Pour beaucoup, le cas WikiLeaks a ouvert un débat de fond sur les frictions entre protection des données et accès public sur le web libre. Dans une chronique sur le site du Guardian datée du 6 décembre, John Naughton écrivait : « La leçon la plus évidente [de l’affaire WikiLeaks] est qu’il s’agit de la première confrontation majeure entre l’ordre établi et la culture internet. Il y a déjà eu des prémices, mais là, nous sommes en plein dedans ». Pendant qu’Assange était derrière les barreaux, WikiLeaks et les sites « miroir », qui se sont multipliés pour le contenu du site, menaçaient de publier un code permettant de mettre au jour des données gouvernementales et commerciales non censurées, plus sensibles, si Assange était tué ou condamné. Le 8 décembre, Wikileaks a déclaré que l’arrestation de son fondateur ne l’empêcherait pas de poster de nouvelles révélations, et, geste à l’appui, le site a publié une nouvelle série de télégrammes portant sur la décision britannique de relâcher Abdel Baset Ali al-Megrahi, le poseur de bombe de l’attentat de Lockerbie.

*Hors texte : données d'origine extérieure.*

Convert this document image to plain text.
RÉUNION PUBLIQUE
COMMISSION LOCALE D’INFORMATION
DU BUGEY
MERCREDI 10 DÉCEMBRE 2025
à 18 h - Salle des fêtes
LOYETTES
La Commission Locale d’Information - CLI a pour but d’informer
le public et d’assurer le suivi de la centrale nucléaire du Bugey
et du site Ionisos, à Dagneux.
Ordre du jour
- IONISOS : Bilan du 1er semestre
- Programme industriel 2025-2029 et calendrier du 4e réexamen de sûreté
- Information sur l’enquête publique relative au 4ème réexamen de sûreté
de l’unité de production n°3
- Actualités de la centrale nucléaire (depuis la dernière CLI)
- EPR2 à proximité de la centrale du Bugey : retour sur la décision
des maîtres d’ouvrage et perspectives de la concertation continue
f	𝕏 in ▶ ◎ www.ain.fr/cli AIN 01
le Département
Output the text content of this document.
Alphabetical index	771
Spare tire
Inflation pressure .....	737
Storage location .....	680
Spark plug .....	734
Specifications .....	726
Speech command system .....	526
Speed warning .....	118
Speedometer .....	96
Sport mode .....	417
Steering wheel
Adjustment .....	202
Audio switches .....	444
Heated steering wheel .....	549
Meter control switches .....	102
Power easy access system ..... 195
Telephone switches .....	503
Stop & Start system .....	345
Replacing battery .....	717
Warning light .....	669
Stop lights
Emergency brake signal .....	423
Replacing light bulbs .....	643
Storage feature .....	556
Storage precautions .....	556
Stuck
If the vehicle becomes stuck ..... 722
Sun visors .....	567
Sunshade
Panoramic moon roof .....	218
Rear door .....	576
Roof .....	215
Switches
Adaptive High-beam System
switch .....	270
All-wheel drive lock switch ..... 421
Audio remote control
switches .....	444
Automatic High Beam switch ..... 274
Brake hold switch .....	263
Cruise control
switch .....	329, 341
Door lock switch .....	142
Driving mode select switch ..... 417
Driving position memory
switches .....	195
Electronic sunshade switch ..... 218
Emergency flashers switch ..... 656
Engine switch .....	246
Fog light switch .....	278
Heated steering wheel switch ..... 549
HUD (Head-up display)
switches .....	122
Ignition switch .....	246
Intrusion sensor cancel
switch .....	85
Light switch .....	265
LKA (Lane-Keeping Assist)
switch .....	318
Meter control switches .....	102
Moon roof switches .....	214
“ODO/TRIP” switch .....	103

Pour les entreprises, l’affaire WikiLeaks pourrait faire office de précédent instructif sur la protection des informations sensibles. Joseph Turow, professeur de communication à l’Ecole de communication Annenberg de l’Université de Pennsylvanie, assure que les mémos du département d’Etat publiés par WikiLeaks, s’ils sont controversés, sont sans doute beaucoup plus réfléchis et mesurés que la plupart des communications internes des entreprises. « Si j’étais un PDG, tout ceci me mettrait mal à l’aise. Je serais très inquiet que cela puisse arriver à mon organisation », explique-t-il. « Les mémos qui ont été publiés semblent incroyablement modérés par rapport aux e-mails que les gens s’envoient dans le monde de l’entreprise ».

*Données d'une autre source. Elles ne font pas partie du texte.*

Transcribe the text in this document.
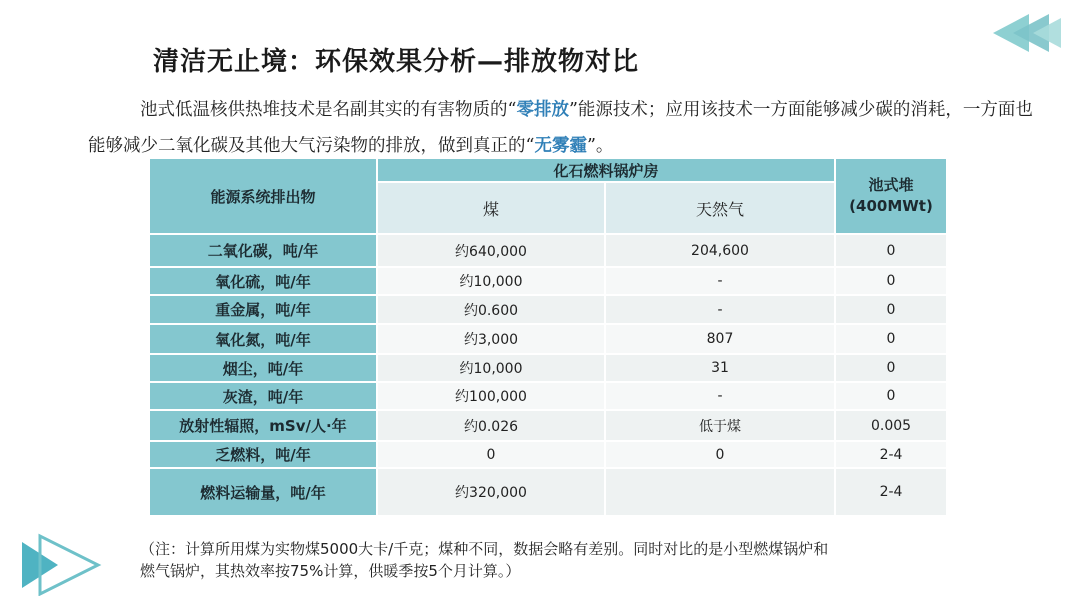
清洁无止境：环保效果分析—排放物对比
池式低温核供热堆技术是名副其实的有害物质的“零排放”能源技术；应用该技术一方面能够减少碳的消耗，一方面也能够减少二氧化碳及其他大气污染物的排放，做到真正的“无雾霾”。
能源系统排出物	化石燃料锅炉房		池式堆
(400MWt)
	煤	天然气	
二氧化碳，吨/年	约640,000	204,600	0
氧化硫，吨/年	约10,000	-	0
重金属，吨/年	约0.600	-	0
氧化氮，吨/年	约3,000	807	0
烟尘，吨/年	约10,000	31	0
灰渣，吨/年	约100,000	-	0
放射性辐照，mSv/人·年	约0.026	低于煤	0.005
乏燃料，吨/年	0	0	2-4
燃料运输量，吨/年	约320,000		2-4
（注：计算所用煤为实物煤5000大卡/千克；煤种不同，数据会略有差别。同时对比的是小型燃煤锅炉和
燃气锅炉，其热效率按75%计算，供暖季按5个月计算。）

Mauvaise publicité et secret des affaires
Bruce Schneier, auteur de plusieurs livres sur la sécurité informatique et fondateur de BT Counterpane, une entreprise de sécurité, affirme que l’ascension de WikiLeaks est liée à un excès de classification des informations et à une presse trop faible qui agit en « sténographe » pour le gouvernement. Il explique que le gouvernement américain fait aujourd’hui l’expérience d’un phénomène auxquels ont été confrontées les industries de la musique et du cinéma ces dernières années – l’émergence de réseaux de distribution numériques qui se sont posés en alternative des systèmes que les maisons de disques et les producteurs essayaient de contrôler.

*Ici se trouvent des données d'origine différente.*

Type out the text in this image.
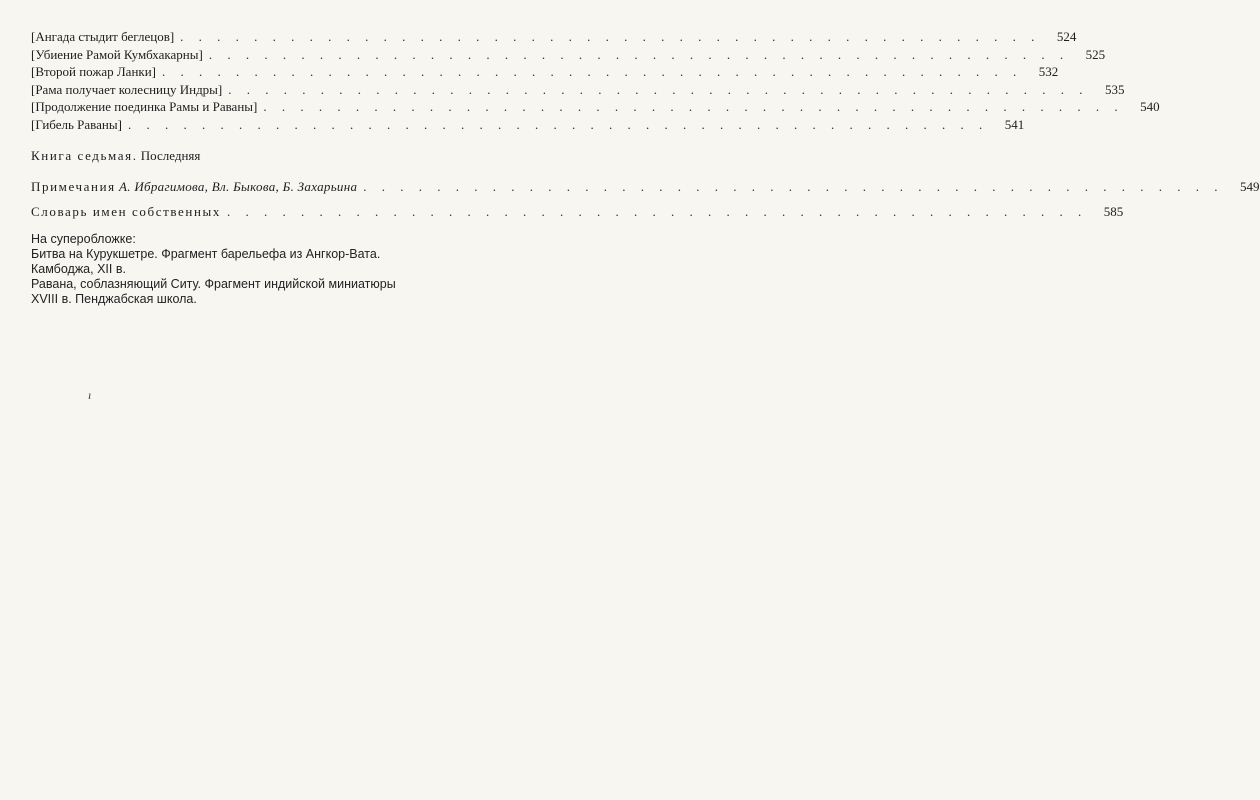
[Ангада стыдит беглецов] . . . . . . . . . . . . . . . . . . . . . . . . . . . . . . . . . . . . . . . . . . . . . . .	524
[Убиение Рамой Кумбхакарны] . . . . . . . . . . . . . . . . . . . . . . . . . . . . . . . . . . . . . . . . . . . . . . .	525
[Второй пожар Ланки] . . . . . . . . . . . . . . . . . . . . . . . . . . . . . . . . . . . . . . . . . . . . . . .	532
[Рама получает колесницу Индры] . . . . . . . . . . . . . . . . . . . . . . . . . . . . . . . . . . . . . . . . . . . . . . .	535
[Продолжение поединка Рамы и Раваны] . . . . . . . . . . . . . . . . . . . . . . . . . . . . . . . . . . . . . . . . . . . . . . .	540
[Гибель Раваны] . . . . . . . . . . . . . . . . . . . . . . . . . . . . . . . . . . . . . . . . . . . . . . .	541
Книга седьмая. Последняя
Примечания А. Ибрагимова, Вл. Быкова, Б. Захарьина . . . . . . . . . . . . . . . . . . . . . . . . . . . . . . . . . . . . . . . . . . . . . . .	549
Словарь имен собственных . . . . . . . . . . . . . . . . . . . . . . . . . . . . . . . . . . . . . . . . . . . . . . .	585
На суперобложке:
Битва на Курукшетре. Фрагмент барельефа из Ангкор-Вата.
Камбоджа, XII в.
Равана, соблазняющий Ситу. Фрагмент индийской миниатюры
XVIII в. Пенджабская школа.
ı
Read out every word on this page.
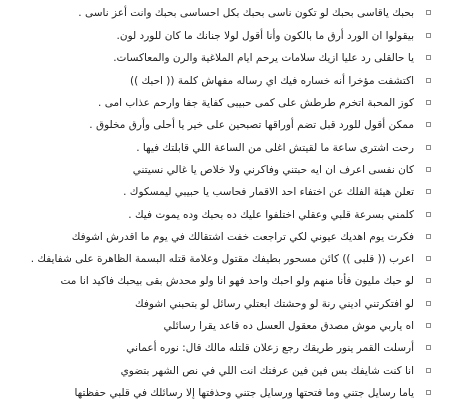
بحبك ياقاسى بحبك لو تكون ناسى بحبك بكل احساسى بحبك وانت أعز ناسى .
بيقولوا ان الورد أرق ما بالكون وأنا أقول لولا جنانك ما كان للورد لون.
يا حالقلى رد عليا ازيك سلامات يرحم ايام الملاغية والرن والمعاكسات.
اكتشفت مؤخرا أنه خساره فيك اي رساله مفهاش كلمة (( احبك ))
كوز المحبة اتخرم طرطش على كمى حبيبى كفاية جفا وارحم عذاب امى .
ممكن أقول للورد قبل تضم أوراقها تصبحين على خير يا أحلى وأرق مخلوق .
رحت اشترى ساعة ما لقيتش اغلى من الساعة اللي قابلتك فيها .
كان نفسى اعرف ان ايه حبتني وفاكرني ولا خلاص يا غالي نسيتني
تعلن هيئة الفلك عن اختفاء احد الاقمار فحاسب يا حبيبي ليمسكوك .
كلمني بسرعة قلبي وعقلي اختلفوا عليك ده بحبك وده يموت فيك .
فكرت يوم اهديك عيوني لكي تراجعت خفت اشتقالك في يوم ما اقدرش اشوفك
اعرب (( قلبى )) كائن مسحور بطيفك مقتول وعلامة قتله البسمة الظاهرة على شفايفك .
لو حبك مليون فأنا منهم ولو احبك واحد فهو انا ولو محدش بقى بيحبك فاكيد انا مت
لو افتكرتني اديني رنة لو وحشتك ابعتلي رسائل لو بتحبني اشوفك
اه ياربي موش مصدق معقول العسل ده قاعد يقرا رسائلي
أرسلت القمر ينور طريقك رجع زعلان قلتله مالك قال: نوره أعماني
انا كنت شايفك بس فين فين عرفتك انت اللي في نص الشهر بتضوي
ياما رسايل جتني وما فتحتها ورسايل جتني وحذفتها إلا رسائلك في قلبي حفظتها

Bien que WikiLeaks ait diffusé des informations pendant 18 mois, la majorité concernant les guerres en Irak et en Afghanistan, les communiqués du département d’Etat semblent avoir augmenté l’attention porté au site et généré une réaction virulente, remarque le professeur Werbach. Par exemple, les compagnies de carte de crédit, Paypal et Amazon ont décidé de couper les canaux qui permettaient à WikiLeaks de se financer, apparemment sous la pression des autorités. « Cela devient dangereux lorsque le gouvernement dit à des entreprises privées que certains contenus devraient être privés de l’accès au réseau », note-t-il. Il est également « raisonnable pour les entreprises de se demander si WikiLeaks a franchi une ligne jaune dans ses révélations les plus récentes ».
Andrea Matwyshyn, professeur de droit et d’éthique des affaires à Wharton, explique que la société peine à trouver un équilibre entre le besoin de contrôle de l’information et ces révélations qui peuvent aider le pays à « mieux définir sa propre trajectoire ». Selon elle, les gouvernements et les organisations devraient moins s’intéresser à WikiLeaks qu’à l’origine de la fuite car « une fois que [l’information] atterrit dans l’univers sauvage du web, aller la retirer du cyberespace est impossible ».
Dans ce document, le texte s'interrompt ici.